Tu w Danii zalecają jak najdluzsze spędzanie czasu skora do skory po porodzie. Maluszka kladzie się twarzą do jednej piersi, nozki maja być pod druga i dziecko brzuszkiem dotyka waszego ciala. Nie dość ze malec czuje bicie waszego serca, czuje się bezpiecznie, to jeszcze wytwarza się wtedy hormon pobudzający laktacje. Ja tak dwie doby przesiedzialam, a teraz mam taki nawal mleka,ze myslalam, ze dziś rano mi cycki wybuchna. Z rozmiaru c zrobilo mi sie e albo i f. Takie cyce nabrzmiale, ze szok. Bez laktatora się nie obejdzie cos tak czuje.
A tak poza tym, to byliśmy wczoraj na badaniu sluchu - wszystko w normie
Zoja nam zżółkła i jutro jedziemy na ponowne pobieranie krwi, ale ja widzę ze juz jest lepiej, bo budzi się sama i nie zasypia tak szybko podczas jedzenia. Swoja droga cebuszka jest extra do karmienia.

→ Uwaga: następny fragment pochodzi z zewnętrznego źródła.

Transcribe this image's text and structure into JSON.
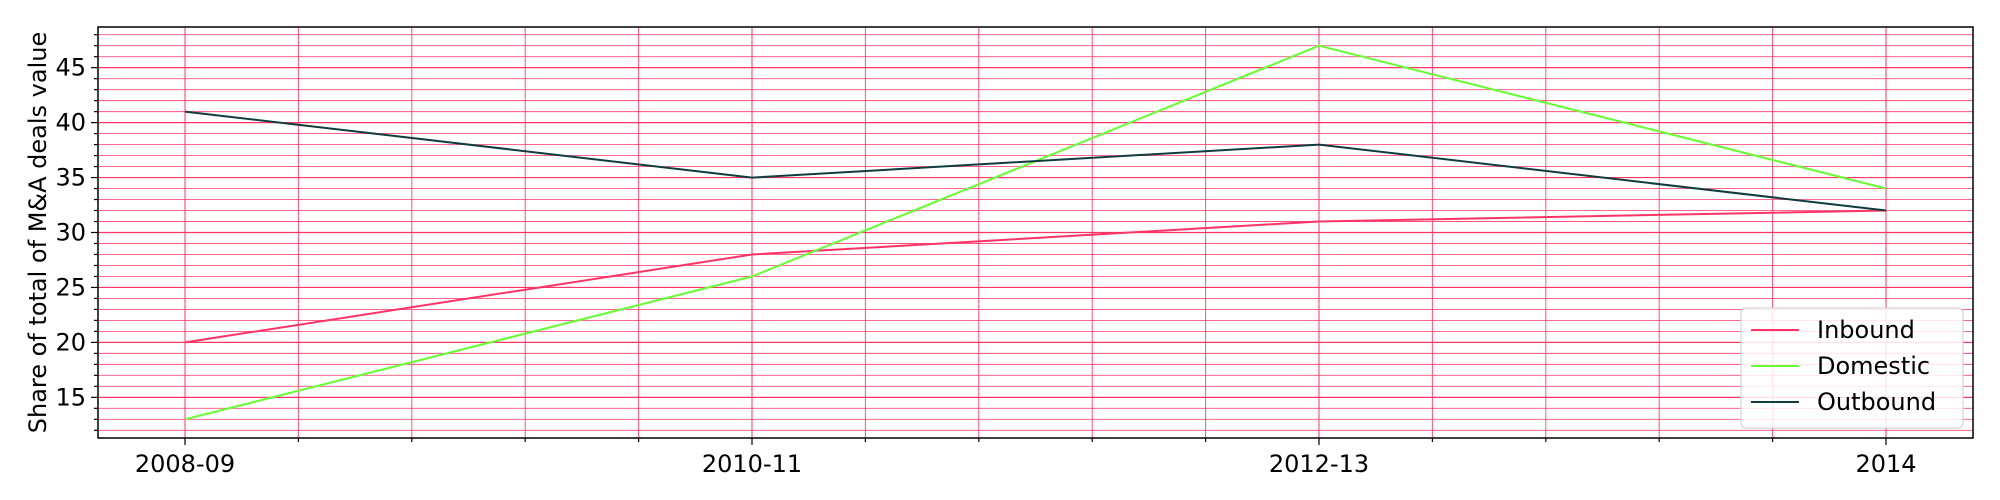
{
  "chart_data": {
    "type": "line",
    "categories": [
      "2008-09",
      "2010-11",
      "2012-13",
      "2014"
    ],
    "series": [
      {
        "name": "Inbound",
        "values": [
          20,
          28,
          31,
          32
        ],
        "color": "#ff3366"
      },
      {
        "name": "Domestic",
        "values": [
          13,
          26,
          47,
          34
        ],
        "color": "#66ff33"
      },
      {
        "name": "Outbound",
        "values": [
          41,
          35,
          38,
          32
        ],
        "color": "#0f3d3e"
      }
    ],
    "title": "",
    "xlabel": "",
    "ylabel": "Share of total of M&A deals value",
    "ylim": [
      11.3,
      48.7
    ],
    "yticks": [
      15,
      20,
      25,
      30,
      35,
      40,
      45
    ],
    "grid": true,
    "grid_color": "#ff3366",
    "legend_position": "lower-right"
  }
}
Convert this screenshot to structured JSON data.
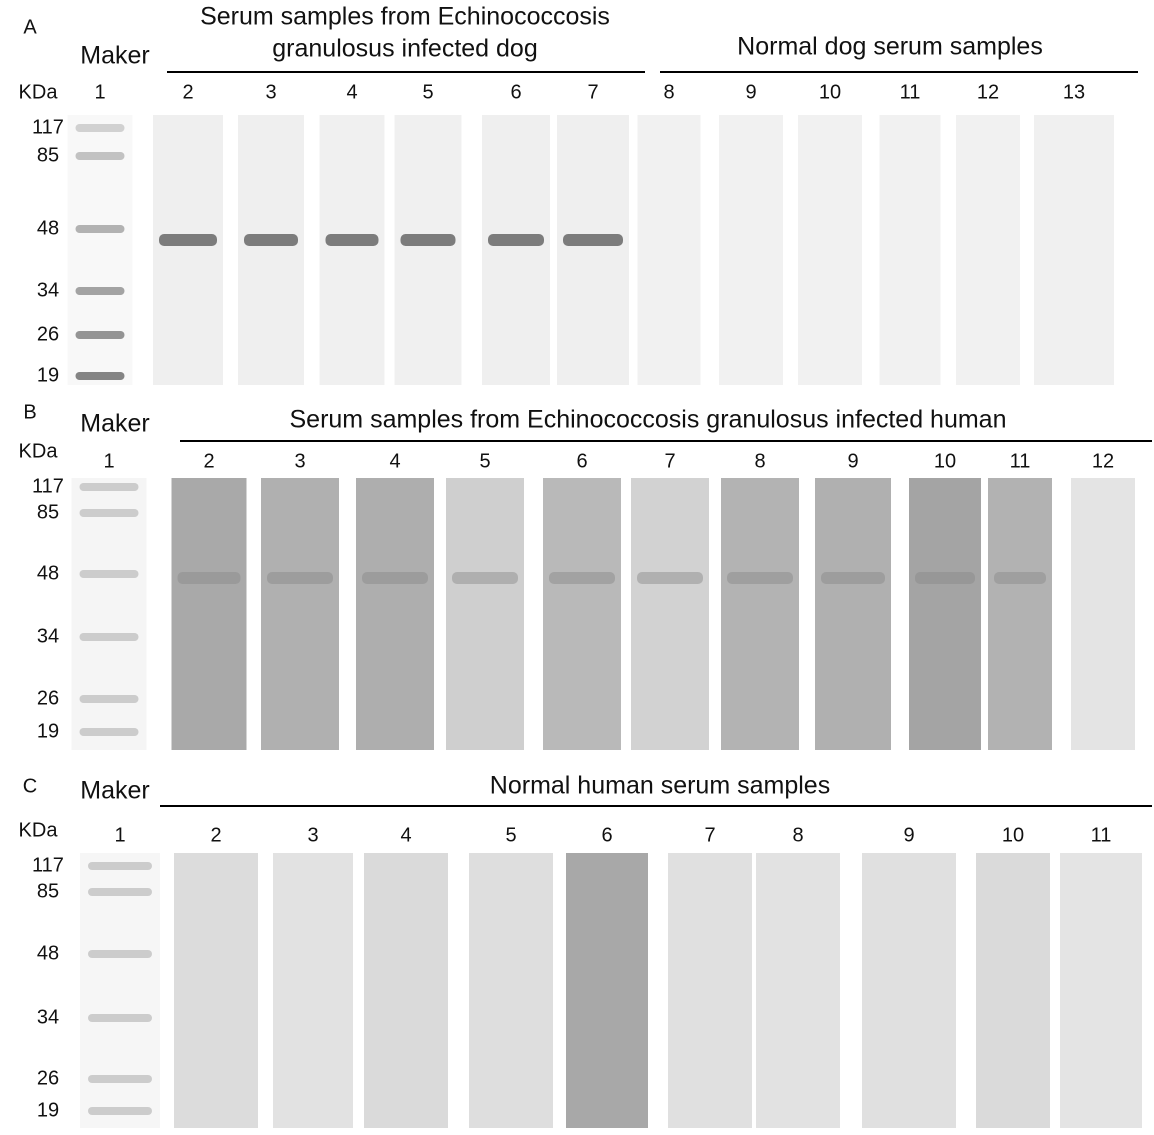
{
  "panels": [
    {
      "label": "A",
      "marker": "Maker",
      "unit": "KDa",
      "groups": [
        {
          "title": [
            "Serum samples from Echinococcosis",
            "granulosus infected dog"
          ]
        },
        {
          "title": [
            "Normal dog serum samples"
          ]
        }
      ],
      "lanes": [
        "1",
        "2",
        "3",
        "4",
        "5",
        "6",
        "7",
        "8",
        "9",
        "10",
        "11",
        "12",
        "13"
      ],
      "mw": [
        "117",
        "85",
        "48",
        "34",
        "26",
        "19"
      ]
    },
    {
      "label": "B",
      "marker": "Maker",
      "unit": "KDa",
      "groups": [
        {
          "title": [
            "Serum samples from Echinococcosis granulosus infected human"
          ]
        }
      ],
      "lanes": [
        "1",
        "2",
        "3",
        "4",
        "5",
        "6",
        "7",
        "8",
        "9",
        "10",
        "11",
        "12"
      ],
      "mw": [
        "117",
        "85",
        "48",
        "34",
        "26",
        "19"
      ]
    },
    {
      "label": "C",
      "marker": "Maker",
      "unit": "KDa",
      "groups": [
        {
          "title": [
            "Normal human serum samples"
          ]
        }
      ],
      "lanes": [
        "1",
        "2",
        "3",
        "4",
        "5",
        "6",
        "7",
        "8",
        "9",
        "10",
        "11"
      ],
      "mw": [
        "117",
        "85",
        "48",
        "34",
        "26",
        "19"
      ]
    }
  ]
}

No i kupki mamy rzadkie, ale to podobno normalne jak się karmi piersia.
Tak się martwie o bidulinke moja kochana, ale musi być dobrze wszystko.

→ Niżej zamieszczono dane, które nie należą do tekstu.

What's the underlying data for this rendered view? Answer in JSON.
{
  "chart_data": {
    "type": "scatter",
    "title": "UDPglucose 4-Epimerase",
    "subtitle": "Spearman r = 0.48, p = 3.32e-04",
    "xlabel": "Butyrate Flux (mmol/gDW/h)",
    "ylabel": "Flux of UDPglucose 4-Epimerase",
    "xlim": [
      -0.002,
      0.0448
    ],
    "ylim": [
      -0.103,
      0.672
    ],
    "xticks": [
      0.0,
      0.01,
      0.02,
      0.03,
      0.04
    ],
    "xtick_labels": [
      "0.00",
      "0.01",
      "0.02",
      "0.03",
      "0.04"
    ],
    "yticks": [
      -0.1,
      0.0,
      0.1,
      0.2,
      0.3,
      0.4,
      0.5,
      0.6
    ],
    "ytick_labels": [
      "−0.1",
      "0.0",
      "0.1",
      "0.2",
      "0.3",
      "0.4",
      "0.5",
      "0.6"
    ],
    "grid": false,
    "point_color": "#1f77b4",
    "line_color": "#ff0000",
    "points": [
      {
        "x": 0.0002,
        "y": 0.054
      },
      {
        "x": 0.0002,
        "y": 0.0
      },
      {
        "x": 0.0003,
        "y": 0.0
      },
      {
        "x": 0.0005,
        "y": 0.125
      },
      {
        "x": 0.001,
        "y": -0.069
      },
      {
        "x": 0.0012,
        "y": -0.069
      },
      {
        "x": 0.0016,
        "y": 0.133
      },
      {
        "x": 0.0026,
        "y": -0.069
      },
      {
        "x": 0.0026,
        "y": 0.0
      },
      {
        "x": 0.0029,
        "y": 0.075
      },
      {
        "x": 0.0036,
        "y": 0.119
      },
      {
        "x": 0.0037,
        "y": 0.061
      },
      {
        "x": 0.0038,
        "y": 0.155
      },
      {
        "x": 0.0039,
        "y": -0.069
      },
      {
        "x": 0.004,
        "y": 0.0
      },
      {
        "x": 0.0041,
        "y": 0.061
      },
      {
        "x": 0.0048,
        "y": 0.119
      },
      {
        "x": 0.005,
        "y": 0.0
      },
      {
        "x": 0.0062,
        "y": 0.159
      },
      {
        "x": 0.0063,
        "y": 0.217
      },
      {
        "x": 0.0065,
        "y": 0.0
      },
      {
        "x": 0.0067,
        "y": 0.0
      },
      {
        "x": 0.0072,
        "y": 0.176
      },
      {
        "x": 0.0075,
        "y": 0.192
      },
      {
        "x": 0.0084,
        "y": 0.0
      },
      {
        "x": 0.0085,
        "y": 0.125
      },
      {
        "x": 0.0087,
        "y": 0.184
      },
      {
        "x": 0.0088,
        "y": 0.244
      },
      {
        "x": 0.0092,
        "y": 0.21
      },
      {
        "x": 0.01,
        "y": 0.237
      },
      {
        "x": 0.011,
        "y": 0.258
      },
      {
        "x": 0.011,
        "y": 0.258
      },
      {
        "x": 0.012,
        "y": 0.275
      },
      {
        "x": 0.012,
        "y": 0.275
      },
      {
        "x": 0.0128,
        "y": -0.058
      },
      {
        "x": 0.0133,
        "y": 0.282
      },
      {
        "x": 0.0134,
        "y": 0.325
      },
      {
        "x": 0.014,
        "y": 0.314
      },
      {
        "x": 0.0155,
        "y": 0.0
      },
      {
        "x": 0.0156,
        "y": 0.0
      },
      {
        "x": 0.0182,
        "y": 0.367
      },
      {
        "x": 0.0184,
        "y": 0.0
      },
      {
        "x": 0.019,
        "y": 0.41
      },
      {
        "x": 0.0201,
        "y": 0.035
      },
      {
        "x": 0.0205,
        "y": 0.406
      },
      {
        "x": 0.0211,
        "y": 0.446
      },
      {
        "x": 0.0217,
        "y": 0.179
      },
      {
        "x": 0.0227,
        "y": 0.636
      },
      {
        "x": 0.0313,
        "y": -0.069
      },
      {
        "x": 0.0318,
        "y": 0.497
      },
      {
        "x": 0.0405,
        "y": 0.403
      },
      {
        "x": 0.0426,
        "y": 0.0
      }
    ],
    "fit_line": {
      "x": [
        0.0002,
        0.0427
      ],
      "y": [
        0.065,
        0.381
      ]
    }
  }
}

Co do porodu to ja chcialam urodzić do dziś wlasnie, bo moja mama przyjeżdża w środę, ale bylam święcie przekonana, ze się nie uda i nie ma takich szans, ze wręcz urodze jak będzie wyjeżdżać, a jednak się udalo.
Zojka grzeczna dziewczynka
Wiadomość wyedytowana przez autora: 1 lutego 2015, 12:53
derii84, kasia_1988, dorocia2324, mala_mi1982, Gosiak, Lara 82, Boroniówka, Aagnieszkaa, Bietka, agaaa28, Sue, Angélique89, AsiaSzw, Januszkowa, Laurka, megg, asia888, Fedra lubią tę wiadomość
-
LadyDi dlatego wkurza mnie to w Skandynawii, że jesteś 2-3 doby w szpitalu i do domu, tzn z jednej strony super, ale z drugiej ta zoltaczka cholerna. Mój pierworod miał dopiero w 5 dobie zoltaczke, mam nadzieje, ze berbec się nie zalapie
-
Będe dzwonić na pewno , zresztą zapytam mojej lekarki,ale jak robiłam w kato prenatalne na nfz to zamiast karty prosili dowód i nie było problemu,więc chciałam się upewnić czy moze coś wiecieLara 82 wrote:Hej ja z cz-wy i tez do K-c rodzis jade, ale to slaskie jest. Takze karte NFZ mamy w woj. slaskim od dawna i ta karta sie rejestrujemy wszedzie, wkladaja to w czytnik i wszystko o nas wiadomo. Mysle ze nie masz jak taka karte wyrobic bo nie mieszkasz w slaskim, wiec na pewno musisz miec jakies dokumenty swiadczace o ubezpieczwniu.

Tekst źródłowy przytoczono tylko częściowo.